Adesso, le grazie quindi che il Signore esaudisce sono quelle che rientrano qui: corrispondenza alla vocazione, apostolato, sviluppo dell’Istituto; poi gloria di Dio e nostro progresso spirituale. Il Signore ci ha creati avendo in mente, diciamo così, il punto di santità che dovevamo raggiungere e quello che dovevamo fare sulla terra. Ora, se noi preghiamo sempre: Sia fatta la tua volontà, vuol dire che io mi adatto al suo programma, cioè che io faccio quello che egli voleva da me, che io passi per le strade che mi ha segnato, che io riceva quella luce, riceva quella forza, secondo i casi, per raggiungere quel grado di santità. Quindi, tutto, anche quando preghiamo per noi: Fiat voluntas tua.

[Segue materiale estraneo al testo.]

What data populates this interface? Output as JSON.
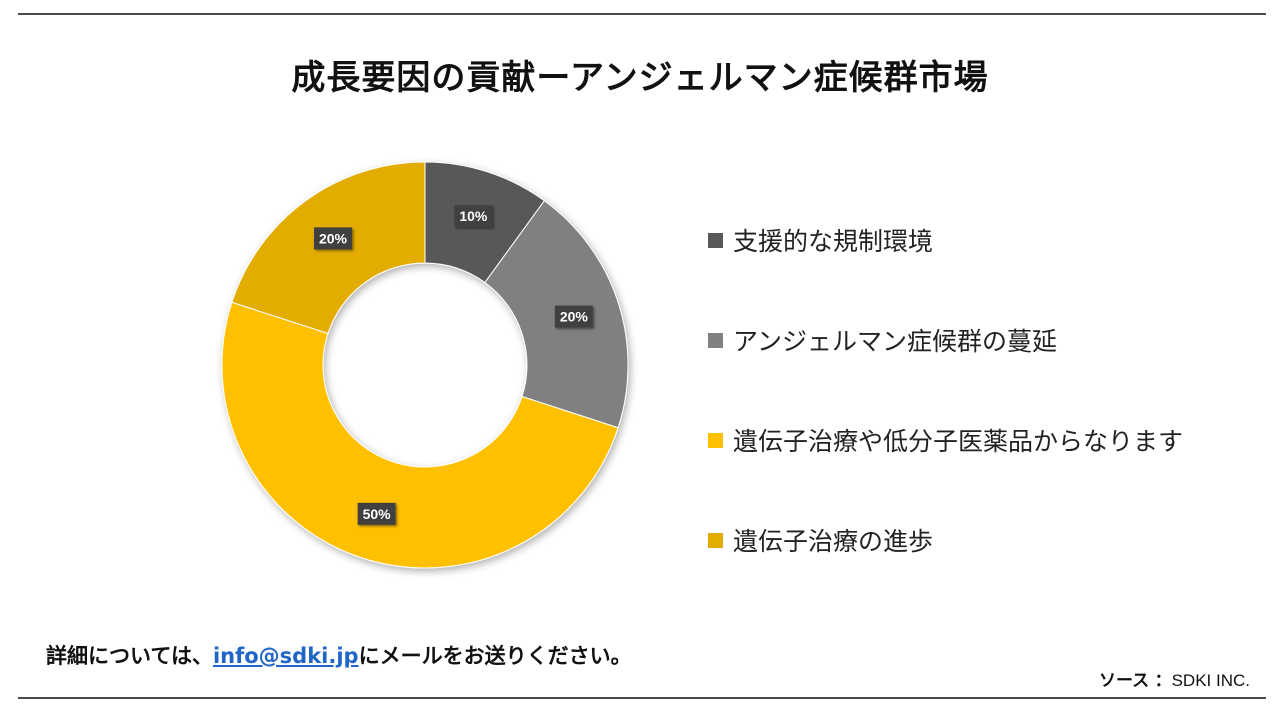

Può essere benissimo che la volontà di Dio non sia quella di darci subito un buon risultato, supponiamo nell’acquistare la pietà, ma che ci dia l’umiltà, perché il Signore compia la sua volontà. Pregare e abbandonarci a lui, rimetterci nelle sue mani: Tu, Padre, sei più sapiente di me, tu mi ami più di quanto io ami me stesso. Ti presento le mie preghiere, dammi le grazie che sono secondo la tua volontà, quelle che sono più utili per la tua gloria e di vantaggio spirituale dell’anima mia.
Fede, allora. Non tentenniamo. Non diciamo: Chissà se vincerò quelle tentazioni, chissà se romperò quella catena di male, di peccati; chissà se io riuscirò ad acquistare l’intimità con Gesù, un amore proprio fervente...: «Chiedete e otterrete; picchiate e vi sarà aperto; domandate e vi sarà dato»14. Sempre fede. E allora chiediamo anche la fede che è la prima virtù teologale.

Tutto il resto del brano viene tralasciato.